Here, \(\mathbf{a}\) is a linear layer and \(N(i)\) is the neighbor nodes of node i in the graph. The node feature \(\vec{h}^{'}_{i}\) is then updated by calculating a weighted sum of edge-integrated node features over its neighbor nodes, followed by a sigmoid function.

\[\begin{equation}\tag{Eq. 5}\label{eq:5} \quad \vec{h}'_{i}=\sigma\left(\sum_{j\in N(i)}\alpha_{ij}\mathbf{W}_h^\mathrm{T}[\vec{e}^*_{ij} \Vert \vec{h^*_{j}}]\right) \end{equation}\]

Similar to GAT, we apply multi-head attention and run several independent attention mechanisms to get a stable self-attention mechanism output. Additionally, it allows the model to jointly attend to the information from different representation sub-spaces at different positions. The output of each attention head is concatenated as the final updated node feature \(\vec{h}^{+}_{i}\).

\[\begin{equation}\tag{Eq. 6}\label{eq:6} \quad \vec{h}^{+}_{i}=\mathop{\Vert}\limits_{k=1}^{K}\vec{h}^{k'}_{i} \end{equation}\]

Here, \(K\) is the number of attention heads and \(\mathop{\Vert}\) indicates the concatenation operation.

# Methodology

In this section, we introduce the approach of constructing the graph data from the highD dataset and describe the definition of maximum closeness which is the ground truth label for reconstruction. We elaborate our reconstruction neural network and the loss function we used in the training process. Successful reconstruction of the important information of the agent environment indicates that the model is able to extract the latent information from the surrounding environment.

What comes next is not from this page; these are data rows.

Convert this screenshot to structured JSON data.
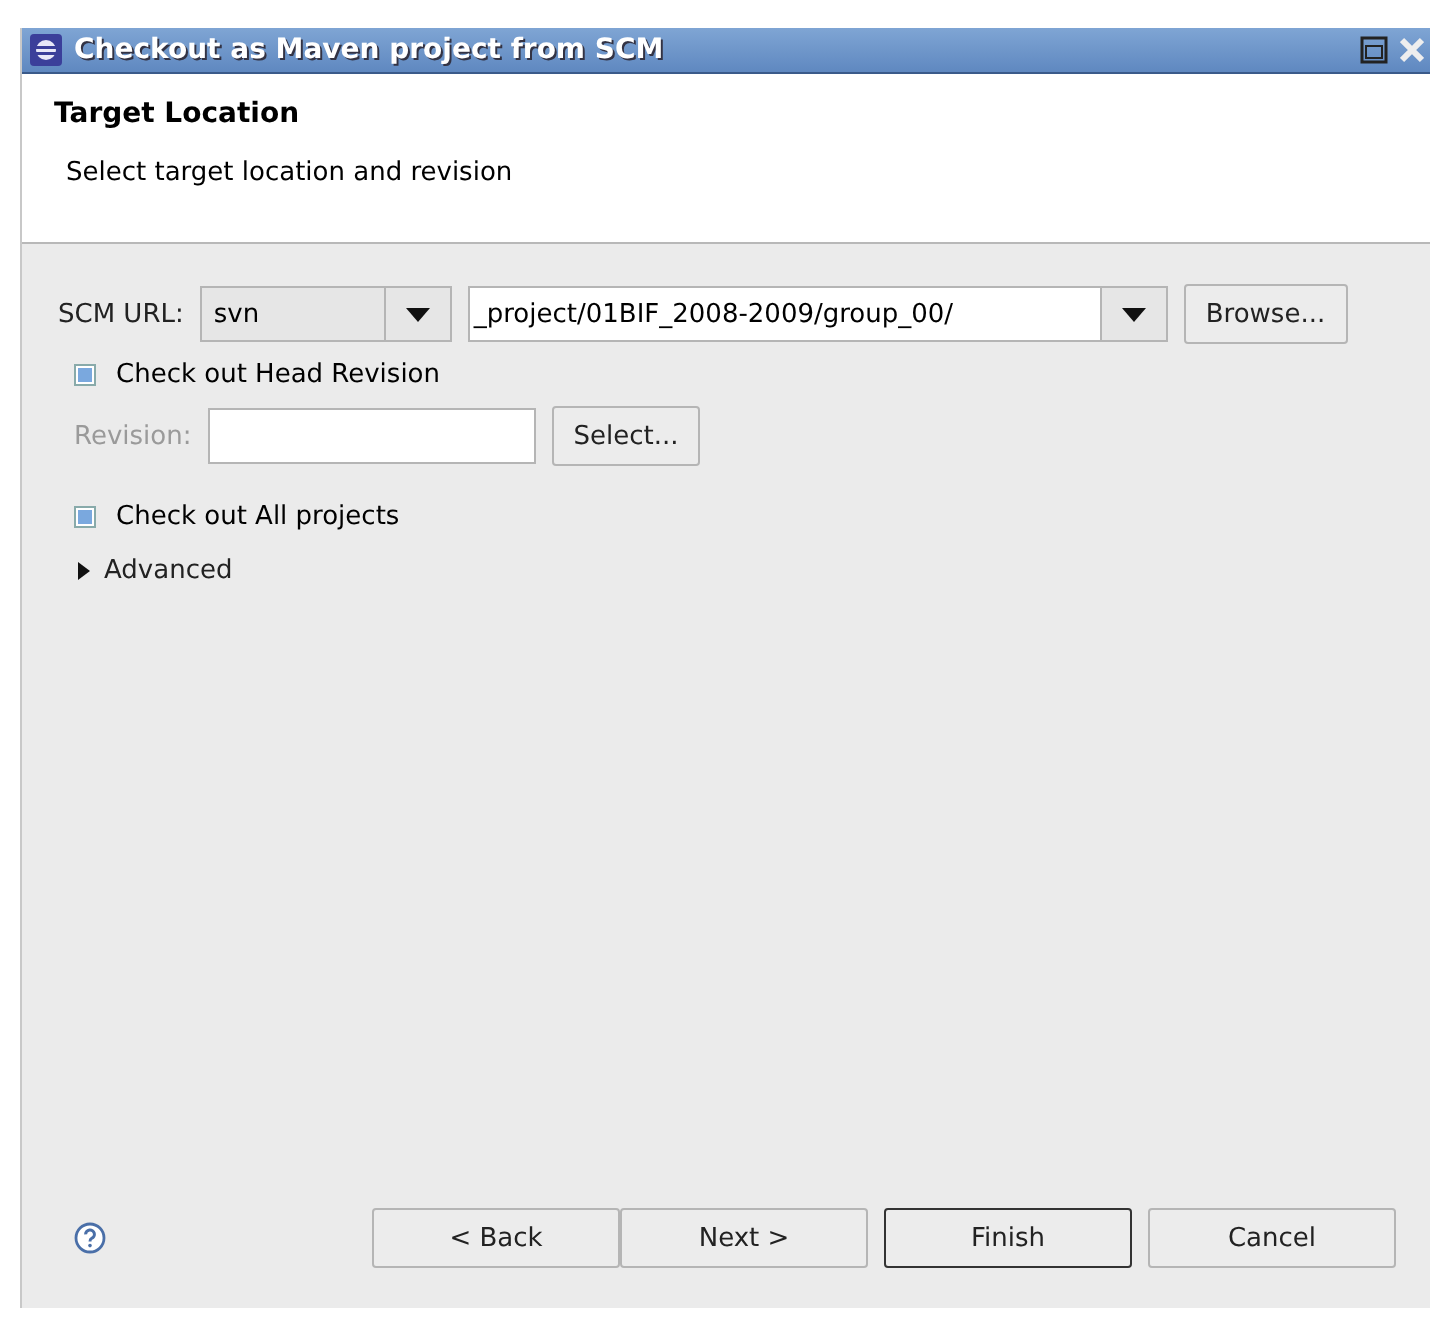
{
  "window": {
    "title": "Checkout as Maven project from SCM"
  },
  "header": {
    "title": "Target Location",
    "subtitle": "Select target location and revision"
  },
  "scm": {
    "label": "SCM URL:",
    "type": "svn",
    "url": "_project/01BIF_2008-2009/group_00/",
    "browse": "Browse..."
  },
  "head_revision": {
    "label": "Check out Head Revision",
    "checked": true
  },
  "revision": {
    "label": "Revision:",
    "disabled": true,
    "select": "Select..."
  },
  "all_projects": {
    "label": "Check out All projects",
    "checked": true
  },
  "advanced": {
    "label": "Advanced",
    "expanded": false
  },
  "buttons": [
    {
      "label": "< Back",
      "default": false
    },
    {
      "label": "Next >",
      "default": false
    },
    {
      "label": "Finish",
      "default": true
    },
    {
      "label": "Cancel",
      "default": false
    }
  ]
}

Thus, we can extract an encoder output from the model and use it as a meaningful representation of the surrounding environment for reinforcement learning. Fig. 1 illustrates the basic concept of extracting the encoder output from the model pipeline.

## Graph extraction

The basis of our GNN training data is the highD dataset ^{8}, a dataset of vehicle trajectories on highways. We extract fully connected graphs from highD. In our training dataset, graph nodes represent traffic participants and edges represent the relationship between different traffic participants. For node \(i\), the position \((x_i, y_i)\) acts as the node feature \(\vec{h}_i\). The edge feature \(\vec{e}_{ij}\) for the edge between node \(i\) and node \(j\) consists of the Euclidean distance \(d_{ij}\) \(\ref{eq:7}\), sine of the relative angle \(\sin(\alpha_{ij})\) \(\ref{eq:8}\) and cosine of the relative angle \(\cos(\alpha_{ij})\) \(\ref{eq:9}\).

\[\begin{equation}\tag{Eq. 7}\label{eq:7} \quad d_{ij} = \sqrt{(x_i-x_j)^2+(y_i-y_j)^2} \end{equation}\]

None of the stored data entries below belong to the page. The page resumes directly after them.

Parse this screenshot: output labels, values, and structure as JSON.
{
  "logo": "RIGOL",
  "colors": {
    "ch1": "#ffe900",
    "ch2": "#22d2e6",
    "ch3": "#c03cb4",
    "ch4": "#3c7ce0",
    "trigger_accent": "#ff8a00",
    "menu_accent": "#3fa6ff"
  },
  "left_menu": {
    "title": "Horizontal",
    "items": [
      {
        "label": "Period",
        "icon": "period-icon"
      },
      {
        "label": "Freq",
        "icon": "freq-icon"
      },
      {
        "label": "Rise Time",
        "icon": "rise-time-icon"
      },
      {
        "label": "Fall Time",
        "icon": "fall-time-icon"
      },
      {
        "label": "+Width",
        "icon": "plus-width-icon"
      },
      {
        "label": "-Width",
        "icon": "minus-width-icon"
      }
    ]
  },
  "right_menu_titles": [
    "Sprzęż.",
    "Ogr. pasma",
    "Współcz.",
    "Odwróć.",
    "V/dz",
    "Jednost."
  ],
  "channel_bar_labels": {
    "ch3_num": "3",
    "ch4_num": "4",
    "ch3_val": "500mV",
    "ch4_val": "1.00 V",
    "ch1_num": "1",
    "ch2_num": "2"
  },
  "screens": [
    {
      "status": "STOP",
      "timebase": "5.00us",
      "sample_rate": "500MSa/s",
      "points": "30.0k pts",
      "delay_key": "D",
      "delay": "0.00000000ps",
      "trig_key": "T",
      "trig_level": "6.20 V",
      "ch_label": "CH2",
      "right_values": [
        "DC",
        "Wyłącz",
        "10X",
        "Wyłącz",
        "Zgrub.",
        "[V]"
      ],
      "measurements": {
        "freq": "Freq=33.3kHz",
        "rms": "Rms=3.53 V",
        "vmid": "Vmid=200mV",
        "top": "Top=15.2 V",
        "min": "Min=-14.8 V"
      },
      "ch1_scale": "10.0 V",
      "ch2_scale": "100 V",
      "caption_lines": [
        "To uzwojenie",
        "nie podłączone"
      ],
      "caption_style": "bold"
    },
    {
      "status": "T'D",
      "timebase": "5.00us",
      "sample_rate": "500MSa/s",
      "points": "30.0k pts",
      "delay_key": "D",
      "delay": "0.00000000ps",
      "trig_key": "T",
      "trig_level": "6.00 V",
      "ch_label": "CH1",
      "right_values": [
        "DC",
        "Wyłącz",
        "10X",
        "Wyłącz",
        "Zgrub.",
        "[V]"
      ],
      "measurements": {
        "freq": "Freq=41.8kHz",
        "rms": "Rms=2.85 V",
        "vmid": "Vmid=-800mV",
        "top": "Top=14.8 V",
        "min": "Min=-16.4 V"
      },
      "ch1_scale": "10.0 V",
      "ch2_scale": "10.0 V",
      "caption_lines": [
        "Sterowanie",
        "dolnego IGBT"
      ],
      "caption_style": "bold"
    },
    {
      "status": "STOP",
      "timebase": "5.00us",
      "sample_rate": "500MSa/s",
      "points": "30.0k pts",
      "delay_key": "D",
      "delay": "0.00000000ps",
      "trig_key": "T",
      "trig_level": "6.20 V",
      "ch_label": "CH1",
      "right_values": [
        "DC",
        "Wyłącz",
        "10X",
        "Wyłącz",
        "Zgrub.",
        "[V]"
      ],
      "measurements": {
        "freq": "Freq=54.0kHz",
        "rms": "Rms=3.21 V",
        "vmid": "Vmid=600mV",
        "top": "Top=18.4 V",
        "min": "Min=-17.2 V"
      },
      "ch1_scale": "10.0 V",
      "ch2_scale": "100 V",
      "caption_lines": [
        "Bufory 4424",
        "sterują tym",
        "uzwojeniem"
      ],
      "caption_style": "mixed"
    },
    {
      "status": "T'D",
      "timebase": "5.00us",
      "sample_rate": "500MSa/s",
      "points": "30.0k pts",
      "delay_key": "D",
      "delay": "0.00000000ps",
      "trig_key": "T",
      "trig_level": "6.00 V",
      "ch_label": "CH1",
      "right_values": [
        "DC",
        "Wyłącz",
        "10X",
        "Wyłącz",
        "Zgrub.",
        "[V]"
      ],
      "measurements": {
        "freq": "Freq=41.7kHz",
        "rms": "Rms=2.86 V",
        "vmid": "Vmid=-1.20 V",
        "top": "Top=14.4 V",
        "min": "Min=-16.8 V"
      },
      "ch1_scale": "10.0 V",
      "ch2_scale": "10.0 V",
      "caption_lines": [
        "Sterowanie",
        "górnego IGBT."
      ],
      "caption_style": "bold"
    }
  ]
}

\[\begin{equation}\tag{Eq. 8}\label{eq:8} \quad \sin\alpha_{ij} = \frac{y_i-y_j}{d_{ij}} \end{equation}\]

\[\begin{equation}\tag{Eq. 9}\label{eq:9} \quad \cos\alpha_{ij} = \frac{x_i-x_j}{d_{ij}} \end{equation}\]

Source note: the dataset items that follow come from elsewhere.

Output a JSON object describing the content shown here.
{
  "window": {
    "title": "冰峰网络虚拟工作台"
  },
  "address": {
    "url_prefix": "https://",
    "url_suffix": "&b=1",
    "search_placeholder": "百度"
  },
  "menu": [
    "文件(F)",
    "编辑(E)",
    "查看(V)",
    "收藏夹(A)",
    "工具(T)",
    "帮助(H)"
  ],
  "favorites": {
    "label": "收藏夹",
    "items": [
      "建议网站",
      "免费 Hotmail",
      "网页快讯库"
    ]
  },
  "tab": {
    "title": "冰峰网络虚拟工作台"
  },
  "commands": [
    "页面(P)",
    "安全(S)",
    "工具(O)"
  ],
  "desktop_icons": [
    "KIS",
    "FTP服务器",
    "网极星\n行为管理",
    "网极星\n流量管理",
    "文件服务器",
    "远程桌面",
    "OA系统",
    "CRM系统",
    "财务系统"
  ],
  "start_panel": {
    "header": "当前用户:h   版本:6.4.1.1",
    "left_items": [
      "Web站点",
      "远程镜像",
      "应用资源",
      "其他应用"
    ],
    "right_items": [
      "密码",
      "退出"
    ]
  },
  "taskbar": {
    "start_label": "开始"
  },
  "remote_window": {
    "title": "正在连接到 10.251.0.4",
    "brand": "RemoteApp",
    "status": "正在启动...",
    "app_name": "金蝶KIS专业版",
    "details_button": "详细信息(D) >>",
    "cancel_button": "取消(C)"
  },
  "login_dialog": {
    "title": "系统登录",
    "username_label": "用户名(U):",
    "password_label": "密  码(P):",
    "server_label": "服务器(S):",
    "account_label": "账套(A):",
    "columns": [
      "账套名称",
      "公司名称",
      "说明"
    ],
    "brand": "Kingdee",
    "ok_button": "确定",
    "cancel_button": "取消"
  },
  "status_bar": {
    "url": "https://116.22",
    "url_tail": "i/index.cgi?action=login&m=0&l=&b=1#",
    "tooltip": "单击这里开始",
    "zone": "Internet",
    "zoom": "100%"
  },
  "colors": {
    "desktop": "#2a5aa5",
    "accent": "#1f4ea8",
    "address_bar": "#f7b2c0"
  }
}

Thus, our constructed graph consists of the node feature vector \(\mathbf{h}\) \(\ref{eq:12}\) and the edge feature vector \(\mathbf{e}\) \(\ref{eq:13}\).

\[\begin{equation}\tag{Eq. 10}\label{eq:10} \quad \vec{h}_i = [x_i, y_i] \end{equation}\]

\[\begin{equation}\tag{Eq. 11}\label{eq:11} \quad \vec{e}_{ij} = [d_{ij}, \sin(\alpha_{ij}), \cos(\alpha_{ij})] \end{equation}\]

\[\begin{equation}\tag{Eq. 12}\label{eq:12} \quad \mathbf{h} = \{\vec{h}_i \mid i=1,...,N\} \end{equation}\]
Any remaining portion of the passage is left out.